Caminamos hasta el final de la calle, está bloqueada por un cerco que une el piso con la panza del puente. El cerco está cubierto por unas enredaderas con flores blancas, de pétalos carnosos y perfume embriagador. Empezamos a trepar para subir al puente, pero al llegar a la mitad, el perfume de las flores nos emborracha y no podemos seguir porque nos da un ataque de risa. Bajamos y después de mirarnos fijo un rato nos ponemos serios.
Retrocedemos y nos acercamos al viejo. Está sentado en un banquito petiso y delante de él hay dos montículos, son unos bizcochuelos de tierra muy prolijos: en la cara superior del primero está incrustado el esqueleto de un gato. Los huesos están dispuestos de tal manera que recuerdan un símbolo astrológico. Alrededor de este montículo el viejo enciende unas velas de colores y quema incienso. A un costado, entre el primer y segundo montículo, hay una botella de vidrio violeta.
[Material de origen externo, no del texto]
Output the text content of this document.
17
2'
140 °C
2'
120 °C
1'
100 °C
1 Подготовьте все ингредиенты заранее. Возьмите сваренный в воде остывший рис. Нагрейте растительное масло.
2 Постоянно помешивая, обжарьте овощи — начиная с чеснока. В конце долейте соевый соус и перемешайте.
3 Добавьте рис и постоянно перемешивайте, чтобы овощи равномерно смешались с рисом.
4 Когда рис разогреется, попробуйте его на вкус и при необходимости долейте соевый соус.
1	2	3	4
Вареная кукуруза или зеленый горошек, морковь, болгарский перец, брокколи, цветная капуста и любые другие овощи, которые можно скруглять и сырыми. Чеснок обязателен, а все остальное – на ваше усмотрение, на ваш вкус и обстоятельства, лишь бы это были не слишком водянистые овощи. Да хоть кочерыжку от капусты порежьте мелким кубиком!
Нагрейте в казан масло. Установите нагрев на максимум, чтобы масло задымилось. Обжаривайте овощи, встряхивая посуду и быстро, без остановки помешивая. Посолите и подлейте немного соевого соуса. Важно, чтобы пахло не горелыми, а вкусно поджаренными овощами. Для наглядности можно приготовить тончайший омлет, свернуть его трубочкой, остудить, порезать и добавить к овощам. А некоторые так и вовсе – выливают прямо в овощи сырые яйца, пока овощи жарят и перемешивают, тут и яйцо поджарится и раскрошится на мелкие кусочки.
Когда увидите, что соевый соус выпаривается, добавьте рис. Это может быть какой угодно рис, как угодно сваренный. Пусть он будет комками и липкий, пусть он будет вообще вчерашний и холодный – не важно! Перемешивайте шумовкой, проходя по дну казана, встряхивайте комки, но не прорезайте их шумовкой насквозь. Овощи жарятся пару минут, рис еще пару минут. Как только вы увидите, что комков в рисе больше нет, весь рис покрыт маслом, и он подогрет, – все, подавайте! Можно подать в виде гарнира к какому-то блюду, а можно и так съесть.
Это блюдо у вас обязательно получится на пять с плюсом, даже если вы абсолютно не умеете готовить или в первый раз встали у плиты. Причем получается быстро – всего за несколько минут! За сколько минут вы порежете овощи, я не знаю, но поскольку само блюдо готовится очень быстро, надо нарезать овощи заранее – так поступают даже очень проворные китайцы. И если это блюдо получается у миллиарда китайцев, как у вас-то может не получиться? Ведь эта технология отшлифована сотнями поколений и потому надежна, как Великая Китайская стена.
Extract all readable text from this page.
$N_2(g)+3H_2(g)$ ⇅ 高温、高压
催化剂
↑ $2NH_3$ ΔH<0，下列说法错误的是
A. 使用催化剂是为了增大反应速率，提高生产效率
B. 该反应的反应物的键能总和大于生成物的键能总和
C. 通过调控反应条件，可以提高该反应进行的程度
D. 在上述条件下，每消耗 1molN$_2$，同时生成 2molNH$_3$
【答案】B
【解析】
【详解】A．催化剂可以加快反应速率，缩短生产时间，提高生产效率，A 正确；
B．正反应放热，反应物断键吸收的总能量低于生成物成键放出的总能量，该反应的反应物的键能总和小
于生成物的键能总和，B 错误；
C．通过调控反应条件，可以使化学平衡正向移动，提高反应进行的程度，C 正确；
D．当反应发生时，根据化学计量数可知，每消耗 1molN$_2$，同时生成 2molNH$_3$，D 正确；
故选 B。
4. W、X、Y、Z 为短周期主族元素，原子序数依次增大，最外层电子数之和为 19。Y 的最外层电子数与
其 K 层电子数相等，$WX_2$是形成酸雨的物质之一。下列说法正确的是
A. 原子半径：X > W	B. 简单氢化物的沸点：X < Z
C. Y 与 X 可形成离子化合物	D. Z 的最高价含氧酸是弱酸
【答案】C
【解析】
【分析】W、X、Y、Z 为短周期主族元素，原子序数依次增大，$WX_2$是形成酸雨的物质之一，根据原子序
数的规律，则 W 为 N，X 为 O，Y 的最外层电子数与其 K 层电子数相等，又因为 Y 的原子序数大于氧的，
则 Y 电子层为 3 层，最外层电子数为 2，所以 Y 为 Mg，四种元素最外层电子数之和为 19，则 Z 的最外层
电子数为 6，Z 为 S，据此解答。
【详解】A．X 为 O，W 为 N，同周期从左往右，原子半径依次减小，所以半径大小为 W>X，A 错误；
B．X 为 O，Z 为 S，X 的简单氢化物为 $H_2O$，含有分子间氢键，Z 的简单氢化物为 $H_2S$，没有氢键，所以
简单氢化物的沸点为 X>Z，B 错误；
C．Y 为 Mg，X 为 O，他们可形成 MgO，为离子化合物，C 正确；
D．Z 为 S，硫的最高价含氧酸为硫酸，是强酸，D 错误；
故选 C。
Por momentos, la botella está rota.
En la tapa del segundo montículo hay un esqueleto de bebé, los huesitos ordenados con el mismo criterio que los del gato.
El viejo tiene barba bíblica, se parece a Marx y está vestido como un croto. Sus manos son enormes. Cuando habla, el sonido es profundo y cálido, tiene voz de volcán. Nos cuenta su historia:
El bebé era su nieto. Él lo tenía a upa, lo estaba acunando en sus brazos cuando el gato volteó con su cuerpo la botella que contenía benzina. Al romperse, estalló y el fuego consumió al gato y al bebé, pero no le hizo nada al viejo.
Le pregunto por qué le ponía más atención al montículo del gato que al del nene.
El viejo me contesta:
- Porque velo lo que respeto- extiende un brazo sobre el montículo del nieto y abre la mano.
- Y guardo lo que quiero- de la mano del viejo empiezan a llover granos de café que cubren el montículo hasta esconderlo para siempre.
Gus
"Montículo"
ResponderEliminar...que buena palabra!
JA Viena.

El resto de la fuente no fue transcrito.